There's only one more point I want to make about Rana's latest post. After completely misunderstanding the argument for common ancestry, Rana wrote,
In fact, two of the articles on our website discuss papers (published in peer-reviewed journals) that emphasize how widespread pseudogene function actually is. Researchers have discovered that the genesis of certain classes of junk DNA is not rare and random, but occurs frequently and in a repeatable manner. (Go here and here to read recent articles.)

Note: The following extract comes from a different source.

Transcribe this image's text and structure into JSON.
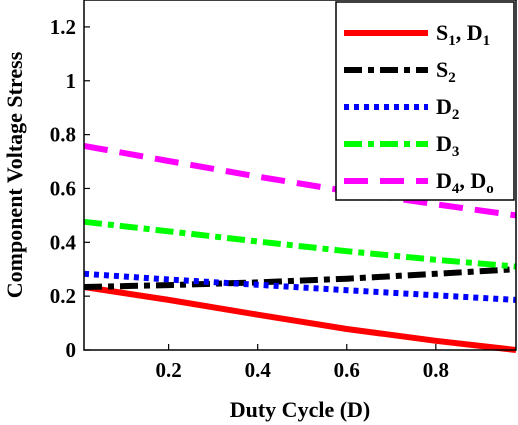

Notice how oddly disjointed that is. First, he says that there are two articles supporting "widespread pseudogene function," then he shifts to an unrelated statement about "junk DNA" before referring us to those articles on pseudogene function that he mentioned. Except that neither article is about pseudogene function. The first is about introns, and the second is about transposable elements. Where are the two articles that support "widespread pseudogene function?" I have no idea. He doesn't actually link to them.

So that's enough for today. Tomorrow, this series ends one way or another.